Friday, September 29, 2006

Tory in Bus is The Last Man

Here you can read about the gosh-golly, spiffing wheeze of Nick Boles, a potential candidate for Mayor of London. He's taking a London bus to the Tory conference! Don't you just love that zany, madcap Tory humour? Well, of course, no. People my age or younger go into politics for all the wrong reasons - for the 'important" discussions and the jolly japes. Now that New Labour has turned the electorate into a mass of mewling toddlers, the important discussions are a thing of the past and it is the japes that everybody wants. The japsters are Nietzsche's last men, they have invented happiness and they blink. The Tories are going along with this. The party is full of wet-lipped, swivel-eyed, deeply unfunny gagsters, all with curiously deformed hind-quarters - why is that? There is, however, hope. I was at college with Charles Clarke, the former Home Secretary. We loathed each other then, but have now made it up. In fact, we like each other. At Cambridge, he was a wet-lipped, bearded student politico talking the usual nonsense. In his last days at the Home Office and since then, he has started making sense. The stupid brutality of his sacking must have shocked him out of bad politics.

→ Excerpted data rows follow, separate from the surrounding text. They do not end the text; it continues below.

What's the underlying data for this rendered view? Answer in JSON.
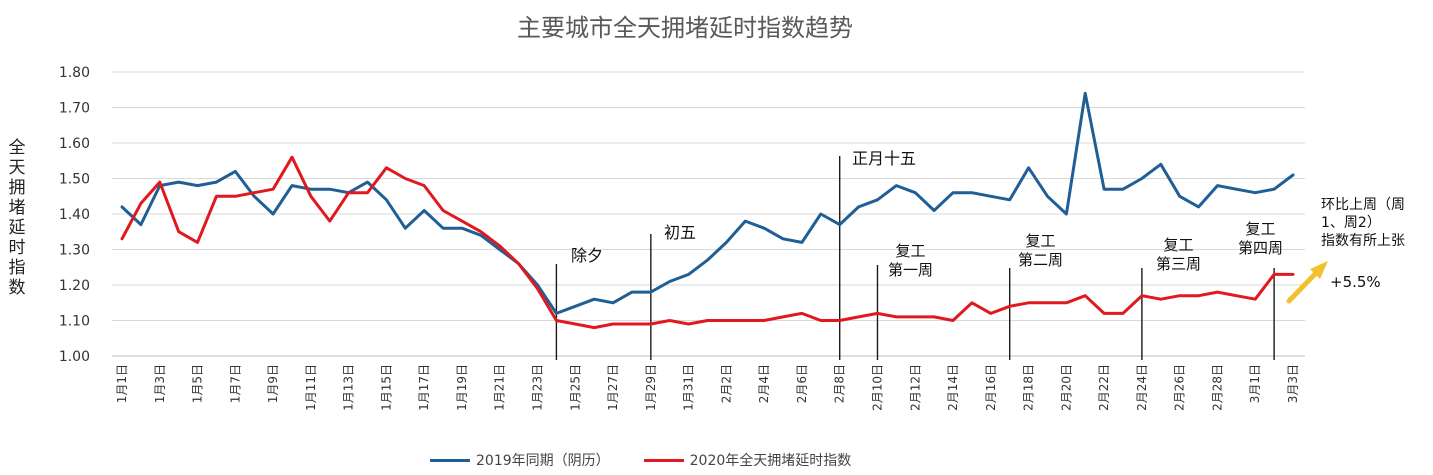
{
  "chart_data": {
    "type": "line",
    "title": "主要城市全天拥堵延时指数趋势",
    "ylabel": "全天拥堵延时指数",
    "ylim": [
      1.0,
      1.8
    ],
    "yticks": [
      "1.00",
      "1.10",
      "1.20",
      "1.30",
      "1.40",
      "1.50",
      "1.60",
      "1.70",
      "1.80"
    ],
    "grid": true,
    "legend_position": "bottom",
    "x": [
      "1月1日",
      "1月2日",
      "1月3日",
      "1月4日",
      "1月5日",
      "1月6日",
      "1月7日",
      "1月8日",
      "1月9日",
      "1月10日",
      "1月11日",
      "1月12日",
      "1月13日",
      "1月14日",
      "1月15日",
      "1月16日",
      "1月17日",
      "1月18日",
      "1月19日",
      "1月20日",
      "1月21日",
      "1月22日",
      "1月23日",
      "1月24日",
      "1月25日",
      "1月26日",
      "1月27日",
      "1月28日",
      "1月29日",
      "1月30日",
      "1月31日",
      "2月1日",
      "2月2日",
      "2月3日",
      "2月4日",
      "2月5日",
      "2月6日",
      "2月7日",
      "2月8日",
      "2月9日",
      "2月10日",
      "2月11日",
      "2月12日",
      "2月13日",
      "2月14日",
      "2月15日",
      "2月16日",
      "2月17日",
      "2月18日",
      "2月19日",
      "2月20日",
      "2月21日",
      "2月22日",
      "2月23日",
      "2月24日",
      "2月25日",
      "2月26日",
      "2月27日",
      "2月28日",
      "2月29日",
      "3月1日",
      "3月2日",
      "3月3日"
    ],
    "xtick_labels": [
      "1月1日",
      "1月3日",
      "1月5日",
      "1月7日",
      "1月9日",
      "1月11日",
      "1月13日",
      "1月15日",
      "1月17日",
      "1月19日",
      "1月21日",
      "1月23日",
      "1月25日",
      "1月27日",
      "1月29日",
      "1月31日",
      "2月2日",
      "2月4日",
      "2月6日",
      "2月8日",
      "2月10日",
      "2月12日",
      "2月14日",
      "2月16日",
      "2月18日",
      "2月20日",
      "2月22日",
      "2月24日",
      "2月26日",
      "2月28日",
      "3月1日",
      "3月3日"
    ],
    "series": [
      {
        "name": "2019年同期（阴历）",
        "color": "#1f5f95",
        "values": [
          1.42,
          1.37,
          1.48,
          1.49,
          1.48,
          1.49,
          1.52,
          1.45,
          1.4,
          1.48,
          1.47,
          1.47,
          1.46,
          1.49,
          1.44,
          1.36,
          1.41,
          1.36,
          1.36,
          1.34,
          1.3,
          1.26,
          1.2,
          1.12,
          1.14,
          1.16,
          1.15,
          1.18,
          1.18,
          1.21,
          1.23,
          1.27,
          1.32,
          1.38,
          1.36,
          1.33,
          1.32,
          1.4,
          1.37,
          1.42,
          1.44,
          1.48,
          1.46,
          1.41,
          1.46,
          1.46,
          1.45,
          1.44,
          1.53,
          1.45,
          1.4,
          1.74,
          1.47,
          1.47,
          1.5,
          1.54,
          1.45,
          1.42,
          1.48,
          1.47,
          1.46,
          1.47,
          1.51
        ]
      },
      {
        "name": "2020年全天拥堵延时指数",
        "color": "#e0191f",
        "values": [
          1.33,
          1.43,
          1.49,
          1.35,
          1.32,
          1.45,
          1.45,
          1.46,
          1.47,
          1.56,
          1.45,
          1.38,
          1.46,
          1.46,
          1.53,
          1.5,
          1.48,
          1.41,
          1.38,
          1.35,
          1.31,
          1.26,
          1.19,
          1.1,
          1.09,
          1.08,
          1.09,
          1.09,
          1.09,
          1.1,
          1.09,
          1.1,
          1.1,
          1.1,
          1.1,
          1.11,
          1.12,
          1.1,
          1.1,
          1.11,
          1.12,
          1.11,
          1.11,
          1.11,
          1.1,
          1.15,
          1.12,
          1.14,
          1.15,
          1.15,
          1.15,
          1.17,
          1.12,
          1.12,
          1.17,
          1.16,
          1.17,
          1.17,
          1.18,
          1.17,
          1.16,
          1.23,
          1.23
        ]
      }
    ],
    "annotations": [
      {
        "text": "除夕",
        "at": "1月24日"
      },
      {
        "text": "初五",
        "at": "1月29日"
      },
      {
        "text": "正月十五",
        "at": "2月8日"
      },
      {
        "text": "复工\n第一周",
        "at": "2月10日"
      },
      {
        "text": "复工\n第二周",
        "at": "2月17日"
      },
      {
        "text": "复工\n第三周",
        "at": "2月24日"
      },
      {
        "text": "复工\n第四周",
        "at": "3月2日"
      }
    ],
    "side_note": {
      "text": "环比上周（周\n1、周2）\n指数有所上张",
      "value": "+5.5%",
      "arrow_color": "#f2c12e"
    }
  }
}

I find myself admiring him. Perhaps the condescending pranksters need a few good sackings to make them see sense. I'd quite like to do it myself.

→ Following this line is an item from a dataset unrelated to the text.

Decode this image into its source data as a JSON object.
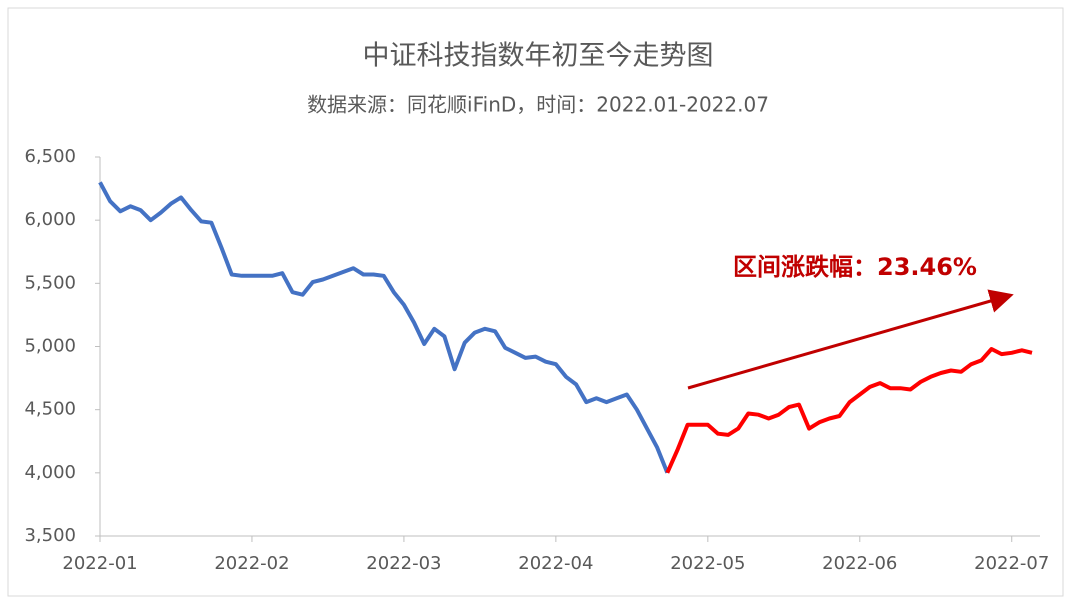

  1. Yes funny that about the deformed hindquarters - seems to apply to all politicians of all parties. David Owen was notorious for his reluctance to remove his double-vented jacket on any occasion, even a larky photo-opp kickaround. What horrors lurked between those vents one can only imagine... You seldom see a politician in anything but a double-venter - there must be a reason. I sense there is something we're not being told.
    The shining exception to this rule - the sole political animal with perfectly formed hind quarters - is of course our own much-tried (in and out of court) Jeff .
    N (pro bono publico)

  2. There is a rumour that Owen has three buttocks. But doesn't Jeff have some funny spots or something on his back?

  3. I'd have reckoned on four myself. As for Jeff, his back was declared spotless and without blemish by the fragrant Mary - shame on you for revisiting that sordid incident.
    Charles Clarke's hindqaurters, I seem to recall, were the talk of King's, weren't they? Since then he's retreated into the double-venter like the rest of them.